Rebuilding a Culture of Engagement
A more engaged school begins with intentional design, and each pillar plays a distinct role in shaping that transformation.
Story anchors learning in meaning. A well-crafted narrative gives students a reason to lean in, offering a sense of direction and purpose that carries them from one challenge to the next.
Space sets the emotional tone for the day. A thoughtfully arranged classroom—with places to gather, explore, think, and create—signals that learning is active and that students are welcome to participate fully.
Experience brings energy to the process of learning. Hands-on projects, authentic challenges, movement, collaboration, and moments of discovery help students feel the joy of doing rather than merely observing.
People bring every idea to life. The relationships, culture, and connections in a school shape how students feel about themselves and their place in the learning community. A supportive, creative, and energized teaching force can elevate even ordinary moments into meaningful ones.
Together, these four pillars help build an environment where engagement is not forced but naturally invited—a place where students feel supported, challenged, and eager to contribute.
Taking the Next Step: A Resource for Educators Ready to Reimagine
If this vision inspires you and you want a deeper, more practical path forward, I invite you to explore my new book, Imagineering Education: A Guide to Creating the Most Magical Schools on Earth. It expands these ideas through stories, examples, and strategies drawn from classrooms, museums, and theme-park design principles.

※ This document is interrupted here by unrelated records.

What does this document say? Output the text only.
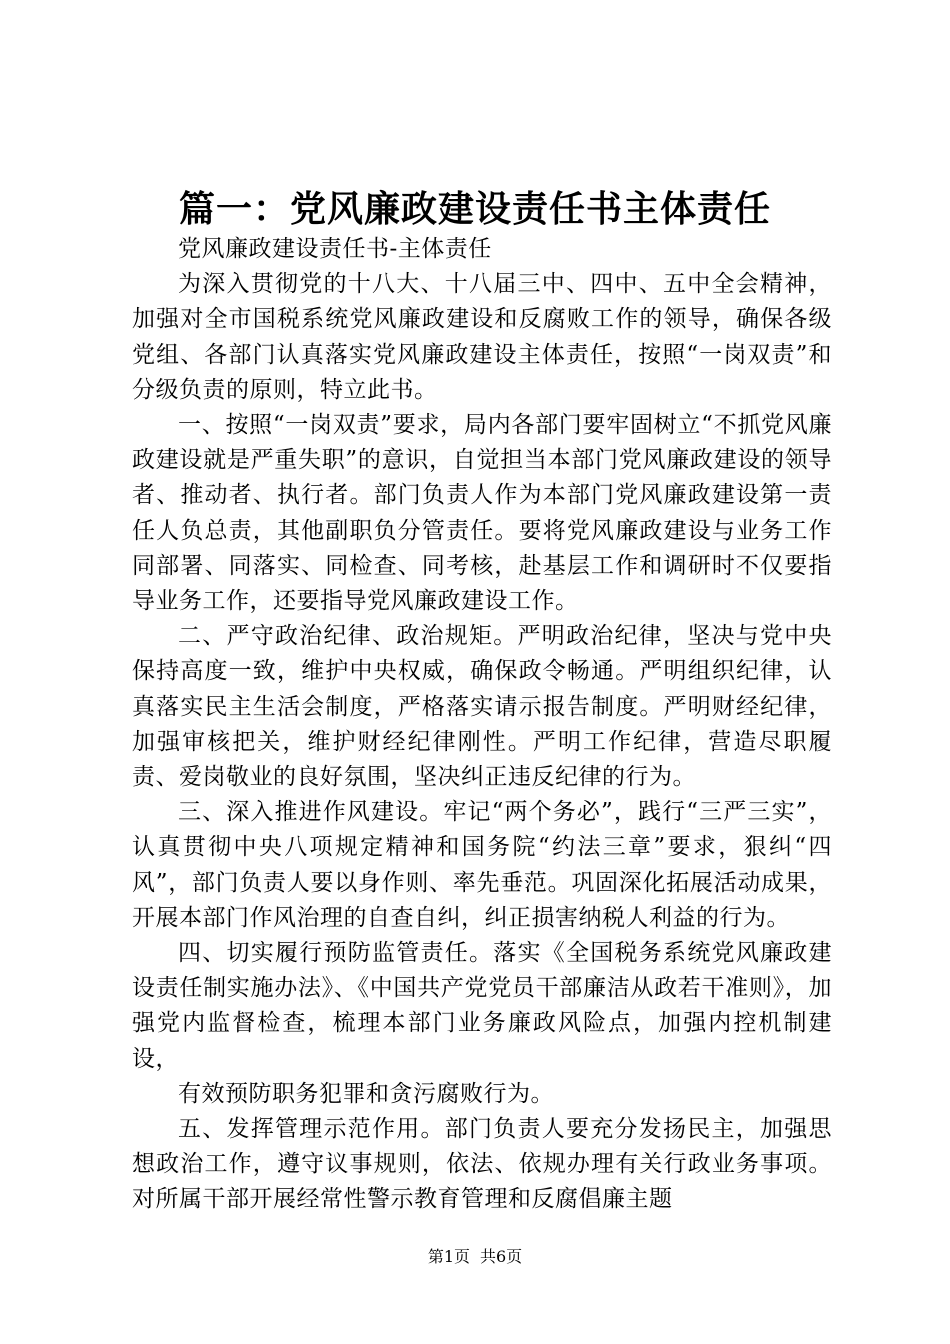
篇一：党风廉政建设责任书主体责任

党风廉政建设责任书-主体责任

为深入贯彻党的十八大、十八届三中、四中、五中全会精神，加强对全市国税系统党风廉政建设和反腐败工作的领导，确保各级党组、各部门认真落实党风廉政建设主体责任，按照“一岗双责”和分级负责的原则，特立此书。

一、按照“一岗双责”要求，局内各部门要牢固树立“不抓党风廉政建设就是严重失职”的意识，自觉担当本部门党风廉政建设的领导者、推动者、执行者。部门负责人作为本部门党风廉政建设第一责任人负总责，其他副职负分管责任。要将党风廉政建设与业务工作同部署、同落实、同检查、同考核，赴基层工作和调研时不仅要指导业务工作，还要指导党风廉政建设工作。

二、严守政治纪律、政治规矩。严明政治纪律，坚决与党中央保持高度一致，维护中央权威，确保政令畅通。严明组织纪律，认真落实民主生活会制度，严格落实请示报告制度。严明财经纪律，加强审核把关，维护财经纪律刚性。严明工作纪律，营造尽职履责、爱岗敬业的良好氛围，坚决纠正违反纪律的行为。

三、深入推进作风建设。牢记“两个务必”，践行“三严三实”，认真贯彻中央八项规定精神和国务院“约法三章”要求，狠纠“四风”，部门负责人要以身作则、率先垂范。巩固深化拓展活动成果，开展本部门作风治理的自查自纠，纠正损害纳税人利益的行为。

四、切实履行预防监管责任。落实《全国税务系统党风廉政建设责任制实施办法》、《中国共产党党员干部廉洁从政若干准则》，加强党内监督检查，梳理本部门业务廉政风险点，加强内控机制建设，

有效预防职务犯罪和贪污腐败行为。

五、发挥管理示范作用。部门负责人要充分发扬民主，加强思想政治工作，遵守议事规则，依法、依规办理有关行政业务事项。对所属干部开展经常性警示教育管理和反腐倡廉主题

第1页 共6页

For school leaders and teachers ready to put these ideas into action, the Imagineering Education Online Course offers a step-by-step framework for transforming classrooms and school culture through story, space, experience, and people. It’s created for teachers, principals, and superintendents who want to reignite engagement and build environments where students feel inspired to learn every single day.
The crisis of engagement is real, but it is not permanent. With creativity, intention, and a willingness to rethink how we design the learning experience, we can create schools that feel vibrant, meaningful, and unforgettable.
And when we do, we not only change the way students learn—we change the way they see themselves and their future.